He was the last Nephite to survive the annihilation with his testimony intact. After witnessing the slaughter of his people, including his father, wife, and children, he was left to wander for years, maybe even decades.
Not just to wander, but to cart along with him and be responsible for his people’s most sacred treasure — the Gold Plates, Brass Plates, Sword of Laban, Liahona, and others.
While bereft of family, and friends, he did have one thing in abundance – time.
At first, Moroni was unsure if time was on his side. He assumed his own capture and death were eminent. Once he got away from the borders of the warring Lamanites he knew that time would be his constant companion.
I get the sense that Moroni reached the nadir of despair towards the end of the Jaredite record. Their tale of total annihilation opened still raw and deep wounds in Moroni. The similarities were obvious.
Here was a once great and richly blessed people who threw it all away for pride, selfishness, and greed.
As a result, in Ether 12 we see Moroni having what I consider to be of his crisis of faith.
This chapter starts with Moroni introducing us to the prophet Ether. Again, the similarities are palpable.
Like Moroni, Ether’s prophetic reign was one of utter futility.
Like Moroni, Ether was the last to survive his people’s annihilation still clinging to testimony.
Like Moroni, Ether wrote the final words of his fallen people.
In the middle of Chapter 12, Moroni writes one of the greatest discourse on faith in all of holy writ. He beings his lecture on faith with this familiar passage:
I would show unto the world that faith is things which are hoped for and not seen; wherefore, dispute not because ye see not, for ye receive no witness until after the trial of your faith.
Trial of your faith – that was something Moroni understood.
Yet right after his classic treaties on faith, we see the depths of Moroni’s own faith crisis. After years of wandering and pondering, those familiar feelings of futility once again overwhelm our lonely prophet. He begins to doubt if is lifelong effort has any true and lasting value.
In his anguish, he cries out:
… Lord, the Gentiles will mock at these things, because of our weakness in writing…
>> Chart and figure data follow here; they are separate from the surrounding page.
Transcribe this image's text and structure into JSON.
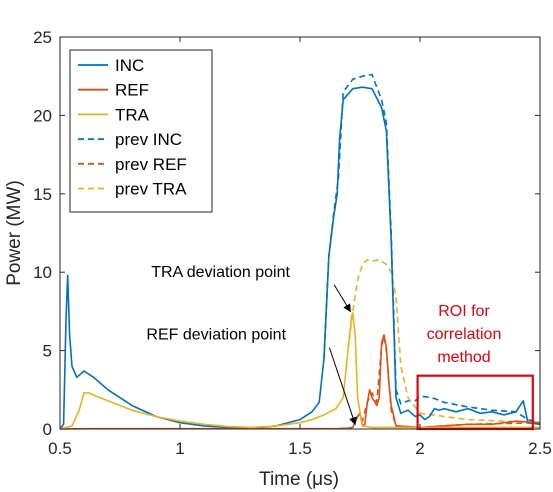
{
  "chart_data": {
    "type": "line",
    "title": "",
    "xlabel": "Time (μs)",
    "ylabel": "Power (MW)",
    "xlim": [
      0.5,
      2.5
    ],
    "ylim": [
      0,
      25
    ],
    "xticks": [
      0.5,
      1,
      1.5,
      2,
      2.5
    ],
    "yticks": [
      0,
      5,
      10,
      15,
      20,
      25
    ],
    "xtick_labels": [
      "0.5",
      "1",
      "1.5",
      "2",
      "2.5"
    ],
    "ytick_labels": [
      "0",
      "5",
      "10",
      "15",
      "20",
      "25"
    ],
    "grid": false,
    "legend_position": "top-left",
    "colors": {
      "inc": "#0072BD",
      "ref": "#D95319",
      "tra": "#EDB120",
      "roi": "#E8000B"
    },
    "series": [
      {
        "name": "INC",
        "style": "solid",
        "color": "#0072BD",
        "x": [
          0.5,
          0.515,
          0.525,
          0.532,
          0.54,
          0.55,
          0.57,
          0.6,
          0.64,
          0.7,
          0.8,
          0.9,
          1.0,
          1.1,
          1.2,
          1.3,
          1.4,
          1.5,
          1.55,
          1.58,
          1.6,
          1.62,
          1.64,
          1.655,
          1.665,
          1.68,
          1.72,
          1.76,
          1.8,
          1.84,
          1.86,
          1.88,
          1.9,
          1.92,
          1.95,
          1.98,
          2.0,
          2.02,
          2.04,
          2.06,
          2.08,
          2.1,
          2.15,
          2.2,
          2.25,
          2.3,
          2.35,
          2.4,
          2.43,
          2.45,
          2.5
        ],
        "y": [
          0.0,
          0.3,
          7.0,
          9.8,
          6.0,
          4.0,
          3.3,
          3.7,
          3.3,
          2.5,
          1.5,
          0.8,
          0.4,
          0.2,
          0.1,
          0.05,
          0.2,
          0.6,
          1.1,
          1.7,
          4.5,
          11.0,
          13.5,
          15.0,
          18.5,
          21.0,
          21.7,
          21.8,
          21.7,
          20.5,
          19.0,
          12.0,
          2.0,
          1.0,
          1.2,
          0.8,
          0.9,
          0.6,
          0.8,
          1.3,
          1.2,
          1.3,
          1.1,
          1.3,
          1.0,
          1.1,
          0.9,
          1.1,
          1.8,
          0.4,
          0.3
        ]
      },
      {
        "name": "REF",
        "style": "solid",
        "color": "#D95319",
        "x": [
          0.5,
          0.6,
          0.8,
          1.0,
          1.2,
          1.4,
          1.6,
          1.65,
          1.7,
          1.72,
          1.74,
          1.75,
          1.76,
          1.77,
          1.78,
          1.79,
          1.8,
          1.82,
          1.83,
          1.84,
          1.85,
          1.86,
          1.87,
          1.88,
          1.9,
          1.95,
          2.0,
          2.1,
          2.2,
          2.3,
          2.4,
          2.5
        ],
        "y": [
          0.0,
          0.02,
          0.02,
          0.02,
          0.02,
          0.02,
          0.02,
          0.02,
          0.05,
          0.1,
          0.8,
          1.0,
          0.2,
          0.3,
          1.6,
          2.5,
          2.0,
          1.5,
          2.0,
          5.5,
          6.0,
          5.2,
          3.0,
          1.5,
          0.2,
          0.15,
          0.1,
          0.2,
          0.3,
          0.3,
          0.5,
          0.4
        ]
      },
      {
        "name": "TRA",
        "style": "solid",
        "color": "#EDB120",
        "x": [
          0.5,
          0.55,
          0.58,
          0.6,
          0.62,
          0.65,
          0.7,
          0.8,
          0.9,
          1.0,
          1.1,
          1.2,
          1.3,
          1.4,
          1.5,
          1.55,
          1.6,
          1.65,
          1.68,
          1.7,
          1.715,
          1.72,
          1.73,
          1.74,
          1.76,
          1.8,
          1.9,
          2.0,
          2.2,
          2.4,
          2.5
        ],
        "y": [
          0.0,
          0.2,
          1.2,
          2.3,
          2.3,
          2.1,
          1.8,
          1.2,
          0.8,
          0.5,
          0.3,
          0.15,
          0.1,
          0.2,
          0.4,
          0.6,
          0.9,
          1.3,
          2.0,
          5.0,
          7.2,
          7.4,
          6.0,
          2.0,
          0.2,
          0.1,
          0.1,
          0.1,
          0.1,
          0.1,
          0.1
        ]
      },
      {
        "name": "prev INC",
        "style": "dashed",
        "color": "#0072BD",
        "x": [
          1.6,
          1.62,
          1.64,
          1.66,
          1.68,
          1.72,
          1.76,
          1.8,
          1.84,
          1.86,
          1.88,
          1.9,
          1.92,
          1.95,
          1.98,
          2.0,
          2.05,
          2.1,
          2.2,
          2.3,
          2.4,
          2.45,
          2.5
        ],
        "y": [
          4.5,
          11.0,
          13.7,
          16.0,
          21.5,
          22.3,
          22.5,
          22.6,
          21.0,
          19.5,
          12.5,
          2.5,
          1.6,
          1.8,
          1.8,
          2.1,
          2.0,
          1.7,
          1.4,
          1.2,
          1.1,
          0.6,
          0.4
        ]
      },
      {
        "name": "prev REF",
        "style": "dashed",
        "color": "#D95319",
        "x": [
          1.74,
          1.75,
          1.76,
          1.78,
          1.8,
          1.82,
          1.84,
          1.85,
          1.86,
          1.88,
          1.9,
          2.0,
          2.2,
          2.5
        ],
        "y": [
          0.8,
          1.0,
          0.5,
          1.7,
          2.3,
          1.7,
          5.3,
          5.9,
          5.0,
          1.2,
          0.2,
          0.1,
          0.3,
          0.4
        ]
      },
      {
        "name": "prev TRA",
        "style": "dashed",
        "color": "#EDB120",
        "x": [
          1.7,
          1.72,
          1.74,
          1.76,
          1.78,
          1.8,
          1.83,
          1.86,
          1.88,
          1.9,
          1.92,
          1.95,
          2.0,
          2.2,
          2.5
        ],
        "y": [
          5.0,
          7.5,
          9.5,
          10.5,
          10.8,
          10.7,
          10.8,
          10.5,
          10.0,
          8.5,
          4.0,
          2.0,
          1.0,
          0.6,
          0.4
        ]
      }
    ],
    "annotations": [
      {
        "text": "TRA deviation point",
        "target_x": 1.71,
        "target_y": 7.5,
        "text_x": 0.88,
        "text_y": 9.7
      },
      {
        "text": "REF deviation point",
        "target_x": 1.73,
        "target_y": 0.3,
        "text_x": 0.86,
        "text_y": 5.7
      }
    ],
    "roi": {
      "label_lines": [
        "ROI for",
        "correlation",
        "method"
      ],
      "x0": 1.99,
      "x1": 2.47,
      "y0": 0,
      "y1": 3.4
    }
  }
}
You can almost feel Moroni’s pain.
Was it all worth it?
Everything he touched seemed to fail.
Fools mock, but they shall mourn; and my grace is sufficient for the meek, that they shall take no advantage of your weakness…
I continue to find comfort in the raw emotions of the Book of Mormon prophets.
They struggled with the same concepts with which we struggle.
They triumphed just as you and I will.